For the majority of consumers, the benefits afforded by mobile health apps far outweigh their privacy concerns. However, as consumers become more data savvy and the digital health sector continues to grow at pace, these concerns will need to be addressed.

You should be extra vigilant with your use of health apps and the data that you are inputting. It is usually possible to better protect your data, but this isn’t easy and often requires a lot of investigation and work.
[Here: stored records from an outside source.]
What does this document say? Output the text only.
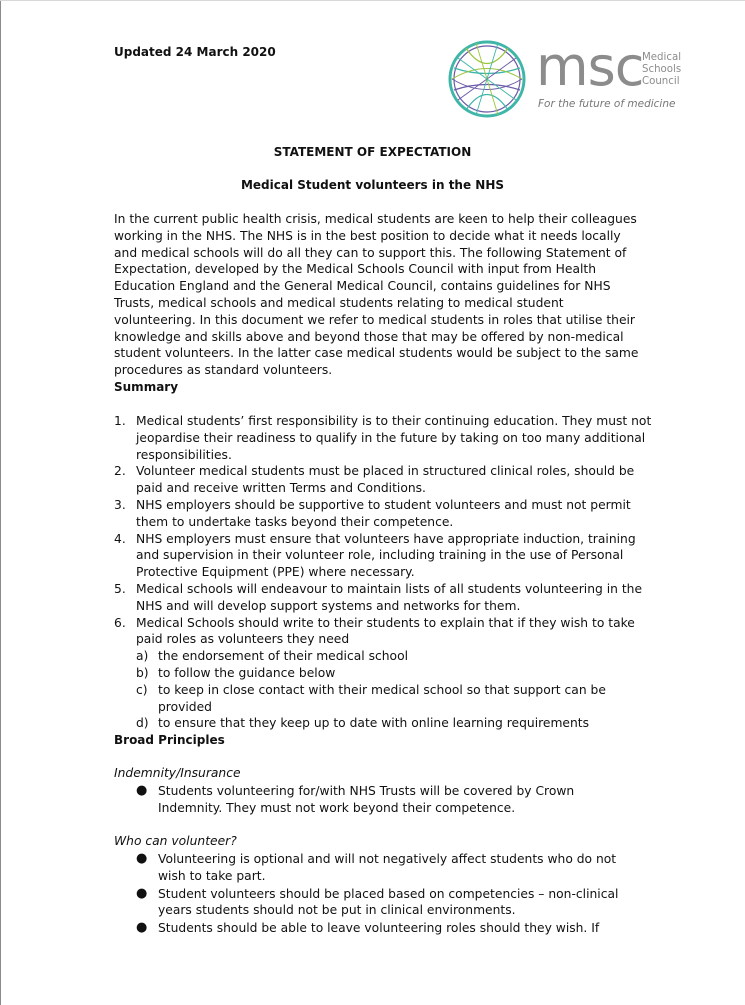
Updated 24 March 2020	msc
Medical
Schools
Council
For the future of medicine
STATEMENT OF EXPECTATION
Medical Student volunteers in the NHS

In the current public health crisis, medical students are keen to help their colleagues working in the NHS. The NHS is in the best position to decide what it needs locally and medical schools will do all they can to support this. The following Statement of Expectation, developed by the Medical Schools Council with input from Health Education England and the General Medical Council, contains guidelines for NHS Trusts, medical schools and medical students relating to medical student volunteering. In this document we refer to medical students in roles that utilise their knowledge and skills above and beyond those that may be offered by non-medical student volunteers. In the latter case medical students would be subject to the same procedures as standard volunteers.

Summary
1. Medical students’ first responsibility is to their continuing education. They must not jeopardise their readiness to qualify in the future by taking on too many additional responsibilities.
2. Volunteer medical students must be placed in structured clinical roles, should be paid and receive written Terms and Conditions.
3. NHS employers should be supportive to student volunteers and must not permit them to undertake tasks beyond their competence.
4. NHS employers must ensure that volunteers have appropriate induction, training and supervision in their volunteer role, including training in the use of Personal Protective Equipment (PPE) where necessary.
5. Medical schools will endeavour to maintain lists of all students volunteering in the NHS and will develop support systems and networks for them.
6. Medical Schools should write to their students to explain that if they wish to take paid roles as volunteers they need
a) the endorsement of their medical school
b) to follow the guidance below
c) to keep in close contact with their medical school so that support can be provided
d) to ensure that they keep up to date with online learning requirements
Broad Principles
Indemnity/Insurance
● Students volunteering for/with NHS Trusts will be covered by Crown Indemnity. They must not work beyond their competence.
Who can volunteer?
● Volunteering is optional and will not negatively affect students who do not wish to take part.
● Student volunteers should be placed based on competencies – non-clinical years students should not be put in clinical environments.
● Students should be able to leave volunteering roles should they wish. If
What should app providers do?

As a result of increased consumer awareness and with the variety of health apps available, health app providers that lead the way in considering protection of consumers’ data are likely to be more popular with consumers. Health app providers should therefore follow these steps to show that they use personal data considerately and securely:

  1. The GDPR has led to a heightened awareness by consumers over their data, so you should continually analyse any data you collect and ensure it complies the principles relating to the processing of personal data and your legal requirements. You must also identify any special categories of personal data being processed and ensure these meet the additional legal requirements. You should ensure that all considerations and key decisions are well documented.
  2. With the rise in value of consumer data, cyber breaches are likely to continue to become more prevalent, so ensure security measures are appropriate for the types of data you process.
  3. Ensure data is anonymised where possible and that any data that is treated as anonymised is truly
  4. Following reports from studies into the use of data in health apps, consumers will value transparency, so ensure privacy policies are kept up to date and drafted in a way that allows consumers to really understand and control what is happening with their data.
  5. Keep an eye on developments in relation to the Privacy Code of Conduct for mHealth apps

[1] Report by Deep Knowledge Ventures http://analytics.dkv.global/data/pdf/Health-Tech-Mobile-Apps-Analytical-Report.pdf

[2] Verizon’s annual Data Breach Investigations Report, released on 10 April 2018.